Mon premier réflexe était de vous laisser dans votre poursuite ridicule. Je crois en l’obstination de la réalité à s’imposer, telle qu’elle est, indépendamment de nos tentatives de la redéfinir. Les exactions du régime sont connues et bien documentées. Celles de votre grand-père ont inspiré au célèbre Graham Greene « le seul de ses livres [écrit expressément] pour faire passer un point de vue et afin de se battre contre l’horreur de la dictature« . Celles de votre père servent de toile de fond à l’un des films les plus dommageables qui soit pour notre religion ancestrale.
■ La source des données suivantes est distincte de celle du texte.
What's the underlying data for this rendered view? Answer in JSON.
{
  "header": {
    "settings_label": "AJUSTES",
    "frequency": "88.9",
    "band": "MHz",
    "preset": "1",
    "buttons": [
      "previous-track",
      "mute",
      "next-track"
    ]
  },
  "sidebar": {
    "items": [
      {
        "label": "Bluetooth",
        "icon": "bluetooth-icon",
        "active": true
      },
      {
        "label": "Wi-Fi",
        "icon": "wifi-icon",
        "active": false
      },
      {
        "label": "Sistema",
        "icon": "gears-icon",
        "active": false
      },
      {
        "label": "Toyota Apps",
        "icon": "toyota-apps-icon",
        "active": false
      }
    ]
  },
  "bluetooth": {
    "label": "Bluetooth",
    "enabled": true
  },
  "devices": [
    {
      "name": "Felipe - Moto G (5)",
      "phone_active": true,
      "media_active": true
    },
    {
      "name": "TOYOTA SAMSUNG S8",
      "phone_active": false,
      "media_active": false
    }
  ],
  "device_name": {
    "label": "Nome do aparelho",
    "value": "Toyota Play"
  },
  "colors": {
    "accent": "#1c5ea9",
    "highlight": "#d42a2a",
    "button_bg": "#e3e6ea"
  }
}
Votre grand-père figure sur la liste des dix dictateurs les plus brutaux des temps modernes, avec des compagnons comme Hitler, Staline et Pol Pot qui ont largement démontré qu’il n’existe guère de limites à la monstruosité de certains hommes. La macabre réalité du régime est implacable. Elle est là, défiante, sublime dans sa nudité. Les pitoyables tentatives de la teinter de rose ont lamentablement échoué. Votre projet chimérique est immanquablement voué à l’échec.

Je me suis toutefois rappelée, juste à temps, de l’accueil que des jeunes sous-éduqués, sous-informés et privés de mémoire ont réservé à votre père à son retour d’exil. L’image d’en-tête de votre compte Twitter – dont la brutale subtilité n’est pas sans évoquer celle d’un coup de boutoir – n’est sans doute pas étrangère à ce rappel. Elle vous présente en Messie avec une foule clamant pour toucher votre tête. Un fantasme freudien où vous voyez devenir « [votre] père, [votre] héros », peut-être? Je me suis alors rendue compte que vous étiez peut-être comme ces jeunes qui adulent votre famille, que comme eux, on ne vous a pas dit, ne vous a pas expliqué … et vous n’avez pas cherché à savoir. Peut-être êtes-vous semblable à ces enfants de nazis qui peinent à réconcilier le souvenir de ces hommes qui, en privé, les chérissaient et qu’ils chérissaient avec le personnage public du criminel de guerre. Ils ont toutefois compris qu’il valait mieux rester à l’écart des discussions publiques sur le sujet. Ils ont bien fait.

Je veux bien croire qu’il soit difficile d’admettre l’existence de monstres dans sa propre famille. Madame votre mère, qui s’est récemment (et inopportunément) rappelée à notre souvenir pour défendre son ex-mari, n’a pas dû vous dire la misère de ce peuple alors qu’elle jouait à la Marie-Antoinette tropicale. Monsieur votre père, décédé alors qu’il était visiblement en plein déni, n’a pas dû vous parler du règne de terreur de son père, du massacre du 26 avril 1963. Peut-être, ne savez-vous pas? Peut-être, ne voulez-vous pas savoir? Quelle que soit la raison de votre ignorance, prenez exemple sur les enfants de nazis et, à moins de travailler activement à défaire les dommages causés à notre pays par votre famille, faites profil bas.

Personne ne vous demande de vous torturer ou de vous empêcher de vivre parce que votre père et votre grand-père étaient objectivement des salauds. La culpabilité n’est pas héréditaire. Personne ne vous demande de ne plus être sur les réseaux sociaux, de ne plus partager vos photos, de ne plus (essayer de) vendre votre condiment. Grâce à 1986, vous êtes libre de vous exprimer sur tous les sujets qui vous plaisent, quand et où vous le souhaitez. Toutefois, par respect pour cette terre, pour cette nation, pour son histoire, gardez-vous des envies qui vous prennent de glorifier un passé dictatorial odieux. Le caractère révoltant de celui-ci, contrairement à ce que vous essayez de faire croire, n’est pas affaire d’opinion politique mais un fait établi. Que la situation actuelle soit loin d’être idéale n’enlève rien à l’horreur absolue de la dictature. Nous essayons de mettre votre famille et leurs crimes derrière nous, épargnez-nous cette indécente entreprise de réhabilitation posthume et laissez-nous le faire en paix.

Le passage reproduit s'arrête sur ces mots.